Heures supplémentaires non payées

De son côté, Christophe Couderc, secrétaire national de la CGT Services publics, a réagi à la publication du rapport en déclarant : « Tout ce qui peut tordre le cou à l’idée que les fonctionnaires sont des feignants et des planqués nous va », rapporte la Gazette des communes. Pour le syndicaliste, « le rapport Laurent et la Dares disent que les fonctionnaires travaillent autant que les salariés du privé.
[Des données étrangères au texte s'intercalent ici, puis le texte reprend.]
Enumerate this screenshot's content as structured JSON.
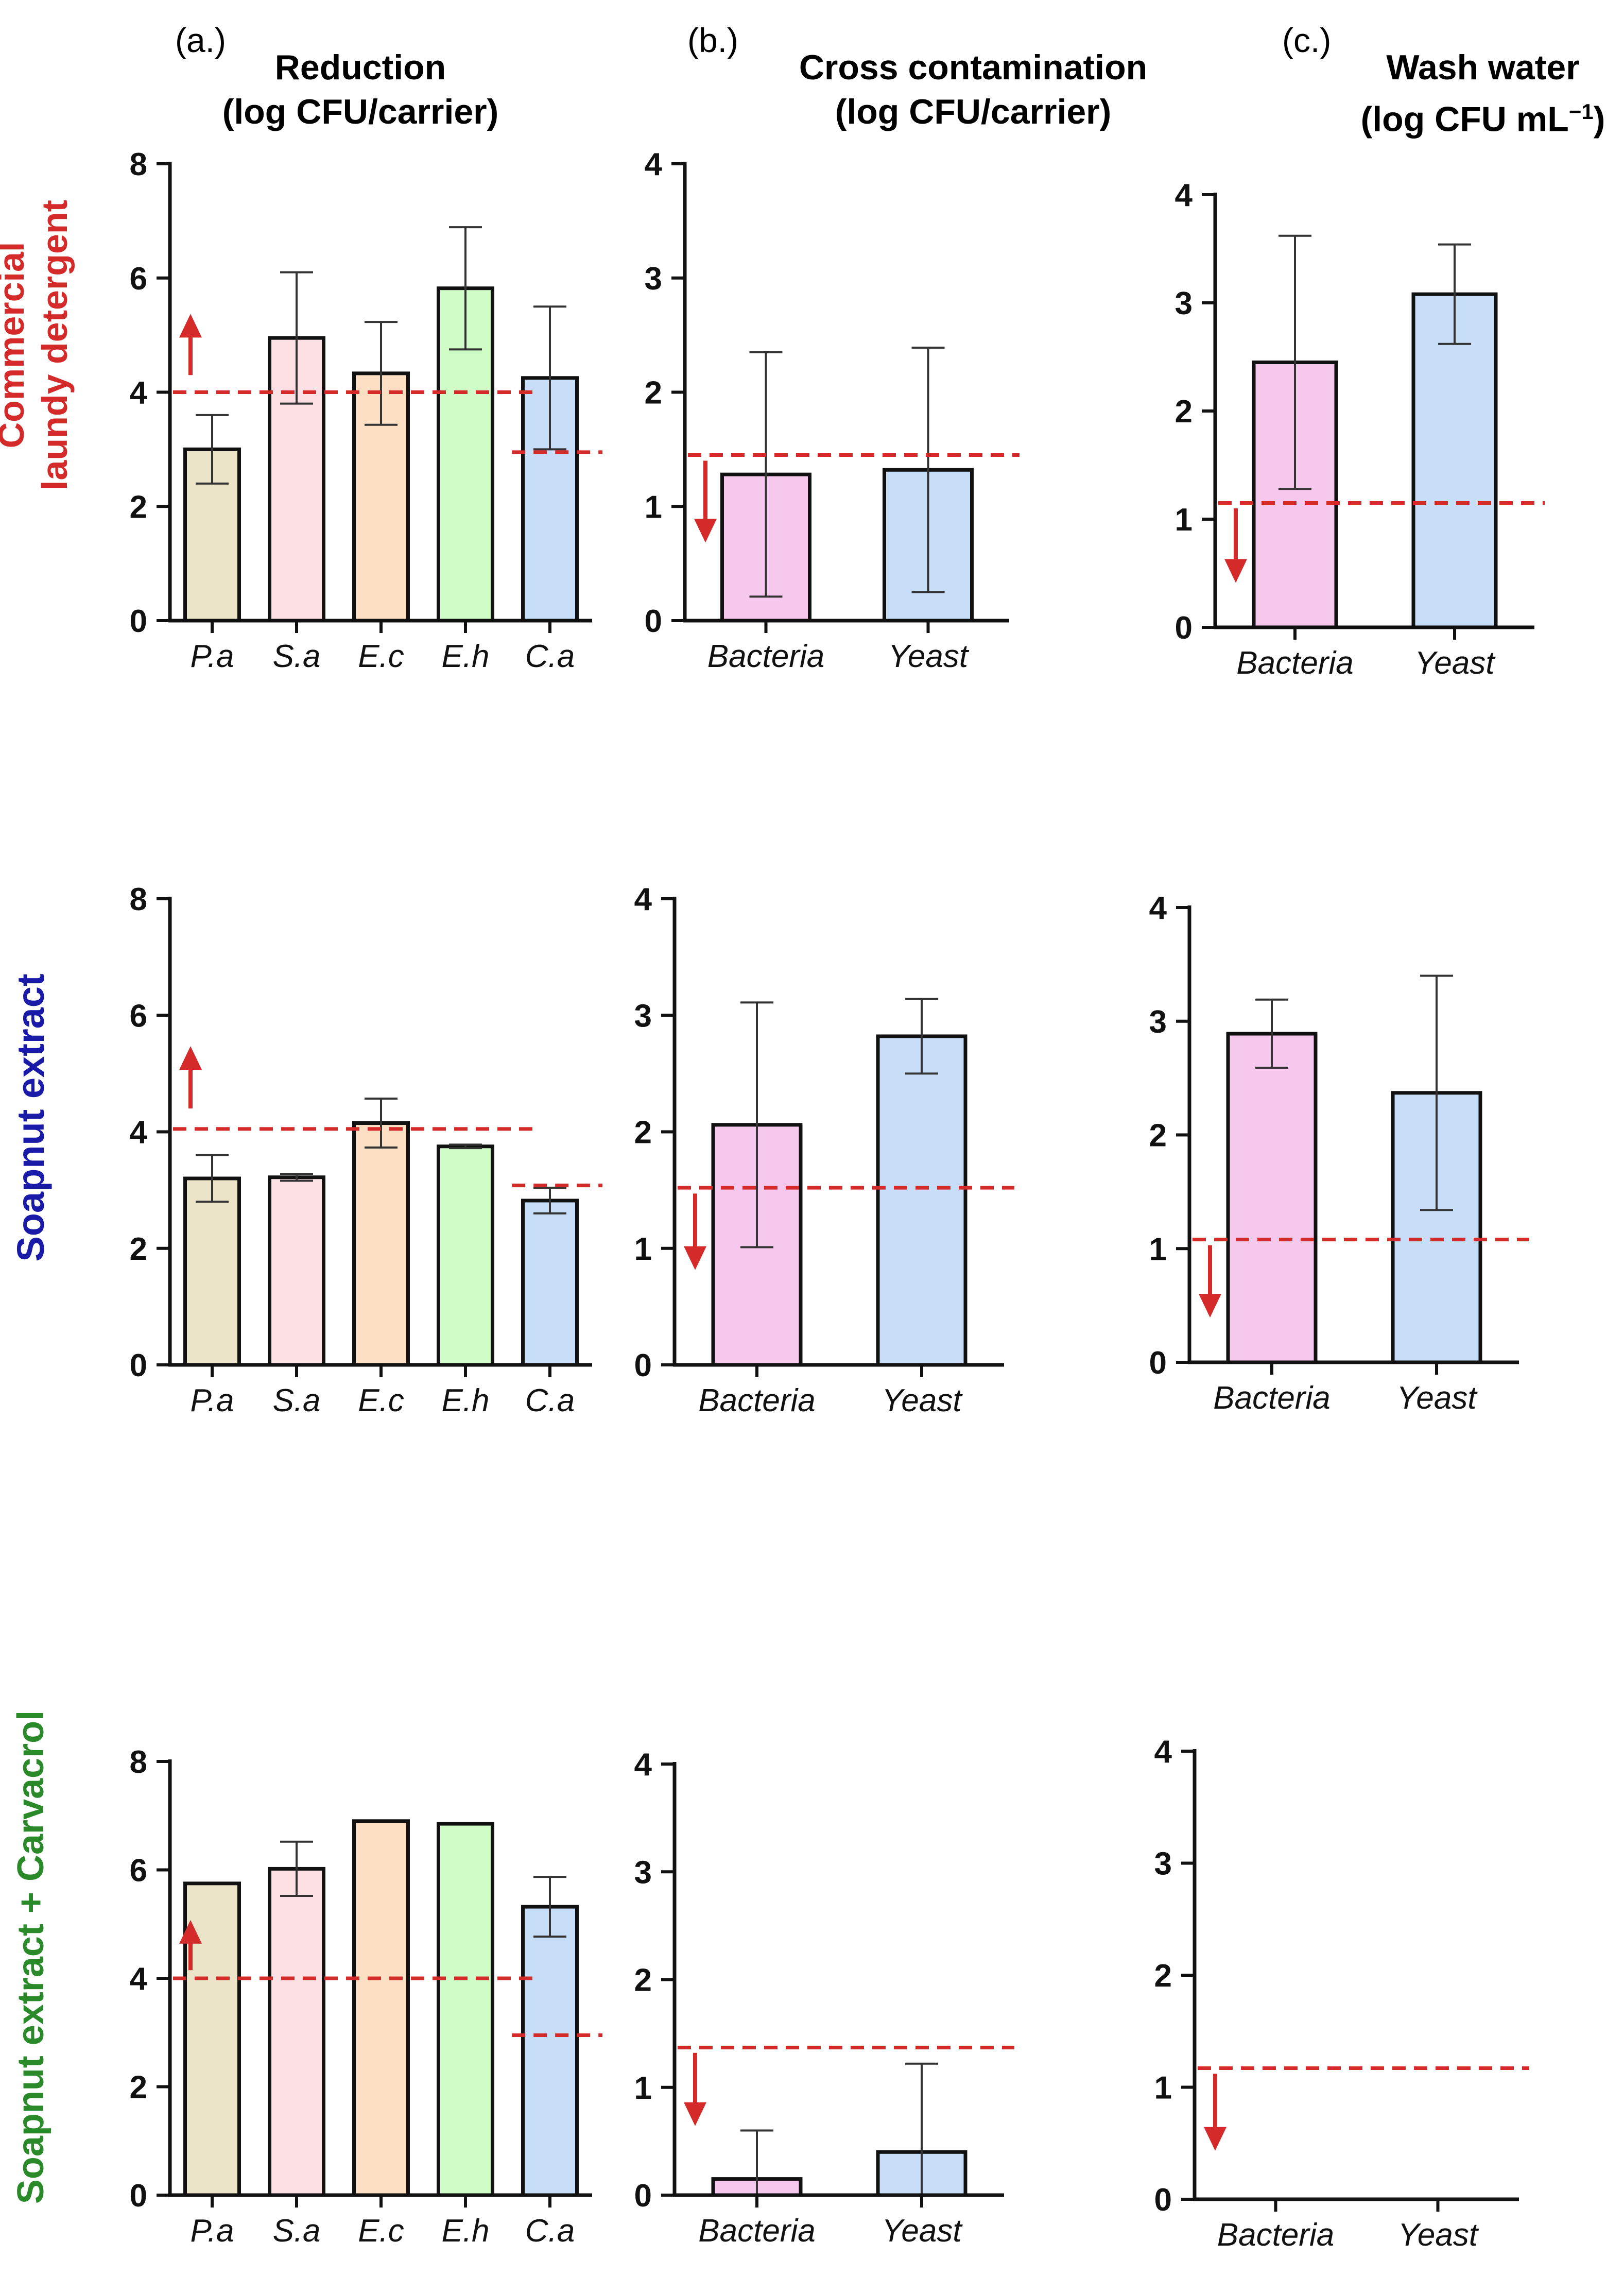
{
  "headers": {
    "a": {
      "letter": "(a.)",
      "title1": "Reduction",
      "title2": "(log CFU/carrier)"
    },
    "b": {
      "letter": "(b.)",
      "title1": "Cross contamination",
      "title2": "(log CFU/carrier)"
    },
    "c": {
      "letter": "(c.)",
      "title1": "Wash water",
      "title2_pre": "(log CFU mL",
      "title2_sup": "−1",
      "title2_post": ")"
    }
  },
  "rows": [
    {
      "label1": "Commercial",
      "label2": "laundy detergent",
      "color": "#d42a2a"
    },
    {
      "label1": "Soapnut extract",
      "label2": "",
      "color": "#1a1aa8"
    },
    {
      "label1": "Soapnut extract + Carvacrol",
      "label2": "",
      "color": "#2a8a2a"
    }
  ],
  "palette": {
    "P.a": "#ebe4c8",
    "S.a": "#fde0e4",
    "E.c": "#fde0c4",
    "E.h": "#d0fcc8",
    "C.a": "#c8ddf7",
    "Bacteria": "#f7c8ee",
    "Yeast": "#c8ddf7",
    "threshold": "#d42a2a"
  },
  "chart_data": [
    {
      "id": "r1a",
      "type": "bar",
      "ylim": [
        0,
        8
      ],
      "ticks": [
        0,
        2,
        4,
        6,
        8
      ],
      "categories": [
        "P.a",
        "S.a",
        "E.c",
        "E.h",
        "C.a"
      ],
      "values": [
        3.0,
        4.95,
        4.33,
        5.82,
        4.25
      ],
      "errors": [
        0.6,
        1.15,
        0.9,
        1.07,
        1.25
      ],
      "thresholds": [
        {
          "value": 4.0,
          "from": 0,
          "to": 4
        },
        {
          "value": 2.95,
          "from": 4,
          "to": 5
        }
      ],
      "arrow": {
        "dir": "up",
        "from": 4.3,
        "to": 5.3
      }
    },
    {
      "id": "r1b",
      "type": "bar",
      "ylim": [
        0,
        4
      ],
      "ticks": [
        0,
        1,
        2,
        3,
        4
      ],
      "categories": [
        "Bacteria",
        "Yeast"
      ],
      "values": [
        1.28,
        1.32
      ],
      "errors": [
        1.07,
        1.07
      ],
      "thresholds": [
        {
          "value": 1.45,
          "from": 0,
          "to": 2
        }
      ],
      "arrow": {
        "dir": "down",
        "from": 1.4,
        "to": 0.72
      }
    },
    {
      "id": "r1c",
      "type": "bar",
      "ylim": [
        0,
        4
      ],
      "ticks": [
        0,
        1,
        2,
        3,
        4
      ],
      "categories": [
        "Bacteria",
        "Yeast"
      ],
      "values": [
        2.45,
        3.08
      ],
      "errors": [
        1.17,
        0.46
      ],
      "thresholds": [
        {
          "value": 1.15,
          "from": 0,
          "to": 2
        }
      ],
      "arrow": {
        "dir": "down",
        "from": 1.1,
        "to": 0.45
      }
    },
    {
      "id": "r2a",
      "type": "bar",
      "ylim": [
        0,
        8
      ],
      "ticks": [
        0,
        2,
        4,
        6,
        8
      ],
      "categories": [
        "P.a",
        "S.a",
        "E.c",
        "E.h",
        "C.a"
      ],
      "values": [
        3.2,
        3.22,
        4.15,
        3.75,
        2.82
      ],
      "errors": [
        0.4,
        0.06,
        0.42,
        0.03,
        0.22
      ],
      "thresholds": [
        {
          "value": 4.05,
          "from": 0,
          "to": 4
        },
        {
          "value": 3.08,
          "from": 4,
          "to": 5
        }
      ],
      "arrow": {
        "dir": "up",
        "from": 4.4,
        "to": 5.4
      }
    },
    {
      "id": "r2b",
      "type": "bar",
      "ylim": [
        0,
        4
      ],
      "ticks": [
        0,
        1,
        2,
        3,
        4
      ],
      "categories": [
        "Bacteria",
        "Yeast"
      ],
      "values": [
        2.06,
        2.82
      ],
      "errors": [
        1.05,
        0.32
      ],
      "thresholds": [
        {
          "value": 1.52,
          "from": 0,
          "to": 2
        }
      ],
      "arrow": {
        "dir": "down",
        "from": 1.47,
        "to": 0.85
      }
    },
    {
      "id": "r2c",
      "type": "bar",
      "ylim": [
        0,
        4
      ],
      "ticks": [
        0,
        1,
        2,
        3,
        4
      ],
      "categories": [
        "Bacteria",
        "Yeast"
      ],
      "values": [
        2.89,
        2.37
      ],
      "errors": [
        0.3,
        1.03
      ],
      "thresholds": [
        {
          "value": 1.08,
          "from": 0,
          "to": 2
        }
      ],
      "arrow": {
        "dir": "down",
        "from": 1.03,
        "to": 0.43
      }
    },
    {
      "id": "r3a",
      "type": "bar",
      "ylim": [
        0,
        8
      ],
      "ticks": [
        0,
        2,
        4,
        6,
        8
      ],
      "categories": [
        "P.a",
        "S.a",
        "E.c",
        "E.h",
        "C.a"
      ],
      "values": [
        5.75,
        6.02,
        6.9,
        6.85,
        5.32
      ],
      "errors": [
        0,
        0.5,
        0,
        0,
        0.55
      ],
      "thresholds": [
        {
          "value": 4.0,
          "from": 0,
          "to": 4
        },
        {
          "value": 2.95,
          "from": 4,
          "to": 5
        }
      ],
      "arrow": {
        "dir": "up",
        "from": 4.15,
        "to": 5.0
      }
    },
    {
      "id": "r3b",
      "type": "bar",
      "ylim": [
        0,
        4
      ],
      "ticks": [
        0,
        1,
        2,
        3,
        4
      ],
      "categories": [
        "Bacteria",
        "Yeast"
      ],
      "values": [
        0.15,
        0.4
      ],
      "errors": [
        0.45,
        0.82
      ],
      "thresholds": [
        {
          "value": 1.37,
          "from": 0,
          "to": 2
        }
      ],
      "arrow": {
        "dir": "down",
        "from": 1.32,
        "to": 0.68
      }
    },
    {
      "id": "r3c",
      "type": "bar",
      "ylim": [
        0,
        4
      ],
      "ticks": [
        0,
        1,
        2,
        3,
        4
      ],
      "categories": [
        "Bacteria",
        "Yeast"
      ],
      "values": [
        0,
        0
      ],
      "errors": [
        0,
        0
      ],
      "thresholds": [
        {
          "value": 1.17,
          "from": 0,
          "to": 2
        }
      ],
      "arrow": {
        "dir": "down",
        "from": 1.12,
        "to": 0.47
      }
    }
  ]
}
S’il y a une différence, elle s’explique par la continuité du service public, les horaires atypiques, tôt le matin ou la nuit ou le dimanche, ou encore les heures supplémentaires qui ne sont plus payées avec la baisse des dotations ». Quant à la CFDT, elle a publié un communiqué dans lequel elle rappelle que, dans la fonction publique territoriale, « les durées du temps de travail ont été négociées, parfois dès les années 1980, pour partager le travail et donc créer des emplois, élargir les plages d’ouverture des services, samedis compris ». Remettre en cause ces accords doit donc passer pour le syndicat par de nouvelles négociations, avant de prévenir : « La CFDT s’opposera à tout passage en force ». Et Didier Bourgoin, secrétaire général du syndicat des agents territoriaux Snuter-FSU, de rejeter pour sa part la tentation que « la question du temps de travail soit instrumentalisée au regard des conflits en cours ».